Um dos adjetivos usados pelo ministro da Fazenda, Fernando Haddad, para classificar o arcabouço fiscal na última quinta-feira (30), foi “moderno”. Poucos minutos depois de apresentar, em linhas gerais, o novo conjunto de regras orçamentárias, o petista que comanda a economia do país estava visivelmente satisfeito em Brasília. A prévia do seu plano fiscal foi bem recebida pelo mercado financeiro e ganhou comedido elogio de Roberto Campos Neto, o presidente do Banco Central com quem o presidente Luiz Inácio Lula da Silva (PT) vive às turras por causa da alta taxa de juros. O Ibovespa (principal índice da Bolsa de Valores de São Paulo) subiu quase 2% (1,89% para ser exato) e o dólar caiu de R$ 5,136 para R$ 5,098.
“É uma regra que compatibiliza o que era bom da Lei de Responsabilidade Fiscal com o que é bom de uma regra de gastos para que a trajetória da dívida esteja no rumo correto”, disse Haddad.
Pouco mais de 24 horas depois, o otimismo se evaporou, deixando o governo federal de guarda baixa para críticas do mercado, da oposição e da própria esquerda.
Na sexta-feira (31), o Ibovespa recuou 1,77%, arranhando os ganhos do dia anterior. Isso se deveu às incertezas do mercado com a nova âncora fiscal, que será encaminhada ao Congresso nesta semana. Um dia após Haddad e sua equipe se mostrarem efusivos com o próprio projeto de lei complementar, os investidores se perguntaram: ele está mesmo no caminho certo?

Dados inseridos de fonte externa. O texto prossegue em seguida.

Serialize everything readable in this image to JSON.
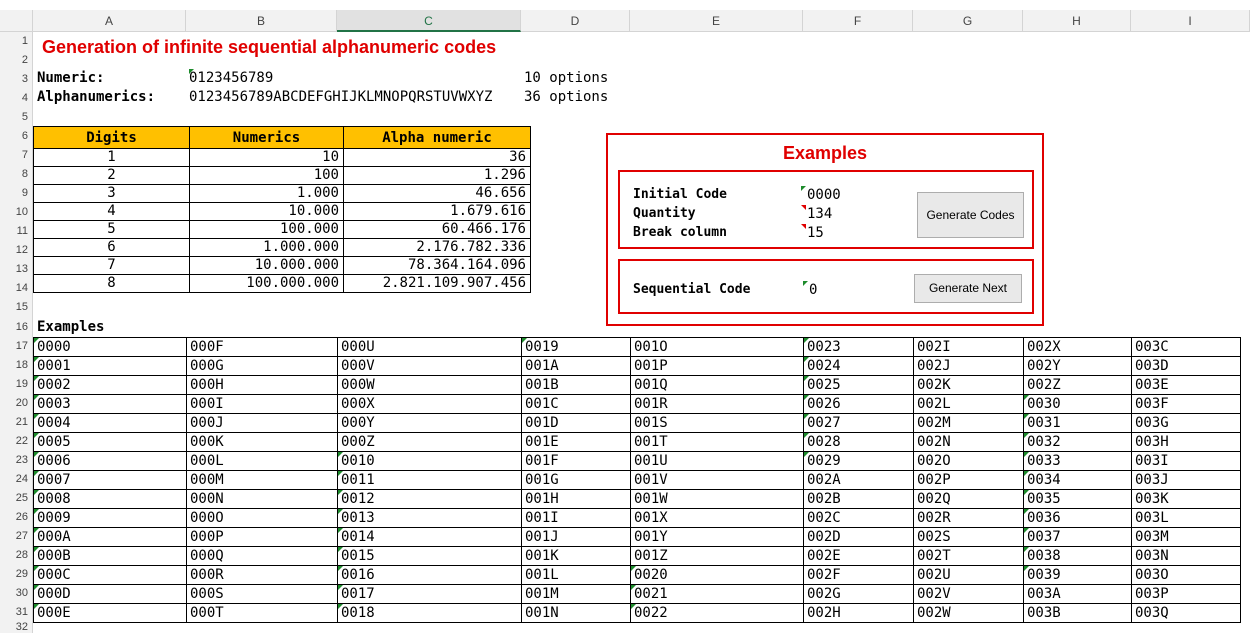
{
  "columns": [
    "A",
    "B",
    "C",
    "D",
    "E",
    "F",
    "G",
    "H",
    "I"
  ],
  "rows": [
    "1",
    "2",
    "3",
    "4",
    "5",
    "6",
    "7",
    "8",
    "9",
    "10",
    "11",
    "12",
    "13",
    "14",
    "15",
    "16",
    "17",
    "18",
    "19",
    "20",
    "21",
    "22",
    "23",
    "24",
    "25",
    "26",
    "27",
    "28",
    "29",
    "30",
    "31",
    "32"
  ],
  "title": "Generation of infinite sequential alphanumeric codes",
  "numeric": {
    "label": "Numeric:",
    "value": "0123456789",
    "options": "10 options"
  },
  "alpha": {
    "label": "Alphanumerics:",
    "value": "0123456789ABCDEFGHIJKLMNOPQRSTUVWXYZ",
    "options": "36 options"
  },
  "table": {
    "headers": [
      "Digits",
      "Numerics",
      "Alpha numeric"
    ],
    "rows": [
      [
        "1",
        "10",
        "36"
      ],
      [
        "2",
        "100",
        "1.296"
      ],
      [
        "3",
        "1.000",
        "46.656"
      ],
      [
        "4",
        "10.000",
        "1.679.616"
      ],
      [
        "5",
        "100.000",
        "60.466.176"
      ],
      [
        "6",
        "1.000.000",
        "2.176.782.336"
      ],
      [
        "7",
        "10.000.000",
        "78.364.164.096"
      ],
      [
        "8",
        "100.000.000",
        "2.821.109.907.456"
      ]
    ]
  },
  "examples_panel": {
    "title": "Examples",
    "initial_code_label": "Initial Code",
    "initial_code_value": "0000",
    "quantity_label": "Quantity",
    "quantity_value": "134",
    "break_label": "Break column",
    "break_value": "15",
    "generate_codes_button": "Generate Codes",
    "sequential_label": "Sequential Code",
    "sequential_value": "0",
    "generate_next_button": "Generate Next"
  },
  "examples_label": "Examples",
  "examples": [
    [
      "0000",
      "000F",
      "000U",
      "0019",
      "001O",
      "0023",
      "002I",
      "002X",
      "003C"
    ],
    [
      "0001",
      "000G",
      "000V",
      "001A",
      "001P",
      "0024",
      "002J",
      "002Y",
      "003D"
    ],
    [
      "0002",
      "000H",
      "000W",
      "001B",
      "001Q",
      "0025",
      "002K",
      "002Z",
      "003E"
    ],
    [
      "0003",
      "000I",
      "000X",
      "001C",
      "001R",
      "0026",
      "002L",
      "0030",
      "003F"
    ],
    [
      "0004",
      "000J",
      "000Y",
      "001D",
      "001S",
      "0027",
      "002M",
      "0031",
      "003G"
    ],
    [
      "0005",
      "000K",
      "000Z",
      "001E",
      "001T",
      "0028",
      "002N",
      "0032",
      "003H"
    ],
    [
      "0006",
      "000L",
      "0010",
      "001F",
      "001U",
      "0029",
      "002O",
      "0033",
      "003I"
    ],
    [
      "0007",
      "000M",
      "0011",
      "001G",
      "001V",
      "002A",
      "002P",
      "0034",
      "003J"
    ],
    [
      "0008",
      "000N",
      "0012",
      "001H",
      "001W",
      "002B",
      "002Q",
      "0035",
      "003K"
    ],
    [
      "0009",
      "000O",
      "0013",
      "001I",
      "001X",
      "002C",
      "002R",
      "0036",
      "003L"
    ],
    [
      "000A",
      "000P",
      "0014",
      "001J",
      "001Y",
      "002D",
      "002S",
      "0037",
      "003M"
    ],
    [
      "000B",
      "000Q",
      "0015",
      "001K",
      "001Z",
      "002E",
      "002T",
      "0038",
      "003N"
    ],
    [
      "000C",
      "000R",
      "0016",
      "001L",
      "0020",
      "002F",
      "002U",
      "0039",
      "003O"
    ],
    [
      "000D",
      "000S",
      "0017",
      "001M",
      "0021",
      "002G",
      "002V",
      "003A",
      "003P"
    ],
    [
      "000E",
      "000T",
      "0018",
      "001N",
      "0022",
      "002H",
      "002W",
      "003B",
      "003Q"
    ]
  ],
  "green_marks": [
    "0000",
    "0001",
    "0002",
    "0003",
    "0004",
    "0005",
    "0006",
    "0007",
    "0008",
    "0009",
    "000A",
    "000B",
    "000C",
    "000D",
    "000E",
    "0010",
    "0011",
    "0012",
    "0013",
    "0014",
    "0015",
    "0016",
    "0017",
    "0018",
    "0019",
    "0020",
    "0021",
    "0022",
    "0023",
    "0024",
    "0025",
    "0026",
    "0027",
    "0028",
    "0029",
    "0030",
    "0031",
    "0032",
    "0033",
    "0034",
    "0035",
    "0036",
    "0037",
    "0038",
    "0039"
  ],
  "colors": {
    "accent_red": "#e00000",
    "header_fill": "#ffc000",
    "excel_green": "#217346"
  }
}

“A conta ainda não fecha. A nova regra apresentada tem um nível de complexidade superior ao teto de gastos vigente, tornando mais difícil a avaliação dos cenários. Em um cenário que consideramos mais razoável, com um crescimento do PIB mais próximo a 1,8% no médio prazo, a regra não é capaz de entregar os resultados primários nem de proporcionar a convergência da dívida pública, mesmo com a elevação de receitas. Isso só é possível se considerarmos tanto os parâmetros oficiais, que entendemos mais otimistas em termos de crescimento potencial, quanto medidas que aumentem as receitas de forma permanente a partir de 2024 acima de 1% do PIB”, considera Tiago Sbardelotto, economista da XP. “Percepção é de que a nova regra fiscal ‘não contou toda a história’. Embora o ministro tenha falado em medidas para incrementar receitas com a correção de distorções no sistema tributário, não foram apresentados maiores detalhes, exceto uma previsão preliminar de um ganho de R$ 100 bilhões a R$ 150 bilhões. Assim, a regra apresentada não encerra a discussão sobre o orçamento dos próximos anos.”
Jansen Costa, sócio-fundador da Fatorial Investimento, também disse acreditar que “a história não está completa”. Por isso, segundo ele, o mercado reagiu de maneira mais intempestiva no segundo dia.
“Ao logo do tempo, a gente vai começando a tentar entender como o arcabouço vai funcionar, e não há uma visão muito positiva daquilo que foi proposto pelo Haddad. Se não acontecer o aumento da receita, vai piorar nossa relação com a dívida pública. O governo reclamava da regra fiscal anterior em função da flexibilidade do processo anticíclico. O que se entende é que a história não está completa. As projeções colocadas pelo próprio governo e pelos principais analistas do mercado preveem um crescimento do PIB entre 1,8% e 2% nos próximos anos. E a conta não fecha. Se não houver um aumento de arrecadação, com a despesa crescendo acima da inflação, a gente poderá ter problema de descontrole no futuro. O que Haddad coloca, de maneira não completa, é que vão ter novos setores que contribuirão com a arrecadação e também com a não criação de impostos, o que eu acredito que não seja verdade. Teremos novos impostos”, decreta. “O mercado vai começar a diferir e questionar como será o equilíbrio fiscal. Foi colocado pelo Haddad que parte da sociedade não paga impostos, e poderia haver novo equilíbrio na reforma tributária. A grande questão é: de onde vai sair esse equilíbrio? Se o mercado não tiver essas repostas, vai começar cobrar através da curva de juros. A conversa vai ser em outro tom, e a gente tende a realinhar as expectativas de inflação.”